Despite her success, the early days were tough.

"It was a tiny shop, like 65 square meters," she said, describing her first store. "I didn't want to invest too much but I wanted to do a shop." Exhibiting at fairs about four times a month was not enough to run a business.

On the first day at her shop, she made 3,200 Singapore dollars ($2,274.10) by selling around 100 pieces of clothing.

For the first two years, the designer made each piece of clothing on a sewing machine at her home, before finding her first manufacturer in Malaysia.

Photographer | Collection | Getty Images

"It was difficult," said Lemaire for small brands to find manufacturers who were willing to produce low quantities of clothes.

Much of the creative process, in terms of designing the clothes, happen in Singapore but they are now made across China, India, Malaysia, and South Korea. Each country, said Lemaire, had something to offer that spurred her to pick them to set up her manufacturing bases for Château de sable.

"India, for example, is very good at sewing in small details because a lot of women...[have experience] in sewing," she said.

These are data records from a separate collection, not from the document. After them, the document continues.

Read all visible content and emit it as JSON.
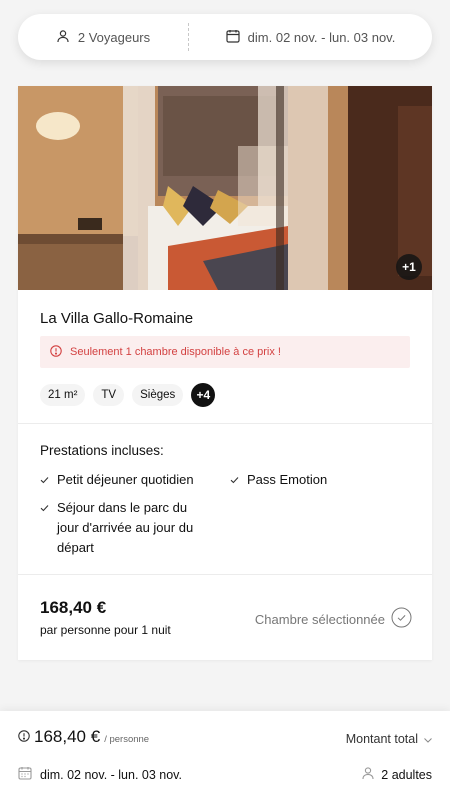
{
  "search": {
    "guests": "2 Voyageurs",
    "dates": "dim. 02 nov. - lun. 03 nov."
  },
  "room": {
    "photo_more": "+1",
    "name": "La Villa Gallo-Romaine",
    "alert": "Seulement 1 chambre disponible à ce prix !",
    "amenities": [
      "21 m²",
      "TV",
      "Sièges"
    ],
    "amenities_more": "+4",
    "services_title": "Prestations incluses:",
    "services": [
      "Petit déjeuner quotidien",
      "Pass Emotion",
      "Séjour dans le parc du jour d'arrivée au jour du départ"
    ],
    "price": "168,40 €",
    "price_note": "par personne pour 1 nuit",
    "selected_label": "Chambre sélectionnée"
  },
  "footer": {
    "price": "168,40 €",
    "per": "/ personne",
    "total_label": "Montant total",
    "dates": "dim. 02 nov. - lun. 03 nov.",
    "guests": "2 adultes"
  },
  "colors": {
    "alert_text": "#d34141",
    "alert_bg": "#fbeeee",
    "text": "#111111"
  },
  "icons": [
    "user-icon",
    "calendar-icon",
    "alert-circle-icon",
    "check-icon",
    "check-circle-icon",
    "chevron-down-icon"
  ]
}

China offers quality as many big brands have their manufacturing bases in the mainland.

A combination of labor costs, competition, and the exchange rate have added nearly 20 percent to her production costs in the last two years, said Lemaire. "We are trying to keep a very affordable price [for customers]."

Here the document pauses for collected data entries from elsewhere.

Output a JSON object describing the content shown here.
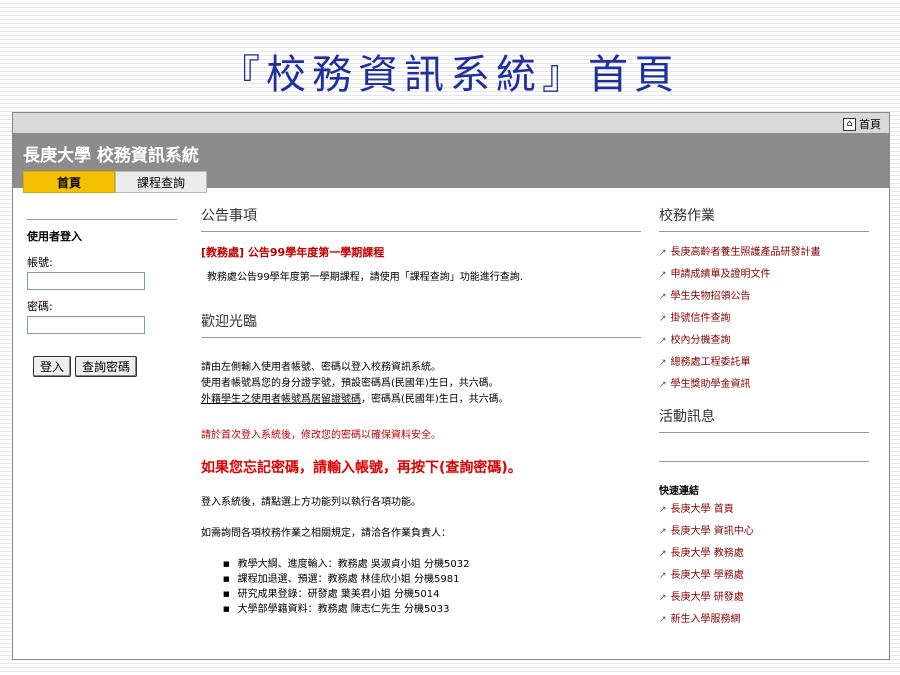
{
  "slide": {
    "title": "『校務資訊系統』首頁"
  },
  "topbar": {
    "home_label": "首頁",
    "home_icon": "home-icon"
  },
  "header": {
    "site_title": "長庚大學 校務資訊系統"
  },
  "tabs": [
    {
      "label": "首頁",
      "active": true
    },
    {
      "label": "課程查詢",
      "active": false
    }
  ],
  "login": {
    "title": "使用者登入",
    "username_label": "帳號:",
    "username_value": "",
    "password_label": "密碼:",
    "password_value": "",
    "login_button": "登入",
    "query_password_button": "查詢密碼"
  },
  "announcements": {
    "title": "公告事項",
    "item_title": "[教務處] 公告99學年度第一學期課程",
    "item_body": "教務處公告99學年度第一學期課程，請使用「課程查詢」功能進行查詢."
  },
  "welcome": {
    "title": "歡迎光臨",
    "line1": "請由左側輸入使用者帳號、密碼以登入校務資訊系統。",
    "line2": "使用者帳號爲您的身分證字號，預設密碼爲(民國年)生日，共六碼。",
    "line3_underlined": "外籍學生之使用者帳號爲居留證號碼",
    "line3_rest": "，密碼爲(民國年)生日，共六碼。",
    "red_note": "請於首次登入系統後，修改您的密碼以確保資料安全。",
    "big_red": "如果您忘記密碼，請輸入帳號，再按下(查詢密碼)。",
    "para1": "登入系統後，請點選上方功能列以執行各項功能。",
    "para2": "如需詢問各項校務作業之相關規定，請洽各作業負責人：",
    "contacts": [
      "教學大綱、進度輸入：教務處 吳淑貞小姐 分機5032",
      "課程加退選、預選：教務處 林佳欣小姐 分機5981",
      "研究成果登錄：研發處 葉美君小姐 分機5014",
      "大學部學籍資料：教務處 陳志仁先生 分機5033"
    ]
  },
  "school_affairs": {
    "title": "校務作業",
    "links": [
      "長庚高齡者養生照護產品研發計畫",
      "申請成績單及證明文件",
      "學生失物招領公告",
      "掛號信件查詢",
      "校內分機查詢",
      "總務處工程委託單",
      "學生獎助學金資訊"
    ]
  },
  "activities": {
    "title": "活動訊息"
  },
  "quick_links": {
    "title": "快速連結",
    "links": [
      "長庚大學 首頁",
      "長庚大學 資訊中心",
      "長庚大學 教務處",
      "長庚大學 學務處",
      "長庚大學 研發處",
      "新生入學服務網"
    ]
  },
  "colors": {
    "title_blue": "#1f2f9e",
    "tab_active": "#f5c000",
    "header_gray": "#8c8c8c",
    "alert_red": "#e00000"
  }
}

Continuing the family tradition

Lemaire is not new to the apparel business; her grandparents and parents were in the textile industry and Lemaire trained as a fashion designer.

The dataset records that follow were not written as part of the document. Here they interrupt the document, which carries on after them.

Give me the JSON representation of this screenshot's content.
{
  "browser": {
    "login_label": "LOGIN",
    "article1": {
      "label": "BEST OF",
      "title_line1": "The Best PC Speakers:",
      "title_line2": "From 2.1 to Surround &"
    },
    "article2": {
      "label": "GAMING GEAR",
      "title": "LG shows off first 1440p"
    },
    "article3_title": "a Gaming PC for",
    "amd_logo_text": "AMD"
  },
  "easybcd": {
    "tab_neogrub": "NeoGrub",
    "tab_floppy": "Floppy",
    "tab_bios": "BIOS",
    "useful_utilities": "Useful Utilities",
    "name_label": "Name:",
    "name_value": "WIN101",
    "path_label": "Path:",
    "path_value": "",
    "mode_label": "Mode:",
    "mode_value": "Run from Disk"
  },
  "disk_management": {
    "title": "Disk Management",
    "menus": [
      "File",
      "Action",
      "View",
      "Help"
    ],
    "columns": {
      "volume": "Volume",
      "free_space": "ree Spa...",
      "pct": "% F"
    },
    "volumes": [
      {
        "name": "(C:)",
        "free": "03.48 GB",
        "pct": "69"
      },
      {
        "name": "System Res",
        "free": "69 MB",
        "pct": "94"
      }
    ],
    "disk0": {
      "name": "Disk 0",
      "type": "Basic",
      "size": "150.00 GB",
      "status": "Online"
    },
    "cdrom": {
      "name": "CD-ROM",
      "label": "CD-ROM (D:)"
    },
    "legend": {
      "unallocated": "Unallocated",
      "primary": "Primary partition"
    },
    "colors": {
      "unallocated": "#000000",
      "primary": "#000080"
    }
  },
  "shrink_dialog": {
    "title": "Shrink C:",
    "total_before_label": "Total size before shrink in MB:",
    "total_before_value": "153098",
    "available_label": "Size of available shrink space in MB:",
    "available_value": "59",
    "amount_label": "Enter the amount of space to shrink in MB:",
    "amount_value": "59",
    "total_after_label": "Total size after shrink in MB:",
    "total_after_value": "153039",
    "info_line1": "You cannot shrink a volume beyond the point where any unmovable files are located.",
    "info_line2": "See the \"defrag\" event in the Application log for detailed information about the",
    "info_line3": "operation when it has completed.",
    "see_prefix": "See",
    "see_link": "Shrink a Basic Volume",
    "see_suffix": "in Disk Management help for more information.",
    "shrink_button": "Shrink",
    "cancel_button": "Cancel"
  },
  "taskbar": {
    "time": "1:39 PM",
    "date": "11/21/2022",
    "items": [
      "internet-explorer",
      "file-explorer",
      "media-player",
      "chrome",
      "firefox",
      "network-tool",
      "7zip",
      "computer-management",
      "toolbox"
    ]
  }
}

"When I was 11 years old, I said to my parents for my birthday can I have a sewing machine?" she said. While sewing was a skill she picked up quickly, stitching a business together was a completely new ball game for her.

After spending time working in the fashion industry in Paris, Lemaire moved to Singapore at the turn of the century.

Singapore was the right place to start the company because of its location in the region and its ease of doing business, according to Lemaire.

She initially invested 50,000 Singapore dollars to start the company and has since put in around 400,000 Singapore dollars into the business.

Château de sable today makes around 9 million Singapore dollars in sales per year, despite the subdued retail environment around the world. "I'm quite happy we're growing like this, slowly but surely."

Setting sights on China

While Lemaire insists Singapore is a good place to start a business, she has set her sights in one of the biggest consumer markets in the world - China.

"China is a bit scary," she said, referring to its vast size and also the perennial problem gripping brands big and small alike - counterfeit products.

French designer finds a chic spot in child wear

"We have already [been] copied, which is a good sign, meaning the company is doing some good things," she said. "We took a lot of time to find the right partner [in China]."

She plans to open 10 to 15 stores in China, have tie in with department stores, and tap into the country's growing e-commerce space.

Lemaire reckoned the timing was right despite the ongoing economic slowdown in the world's second-largest economy.

Late last year, the Chinese government eased its family planning restrictions to allow couples to have two children, after decades of upholding a strict one-child policy, in an effort to stem the growing problem of aging population in the mainland.

"Chinese people now can have two kids instead of one, which is very good for the business," said Lemaire.

"They love to pamper their babies [and] their kids."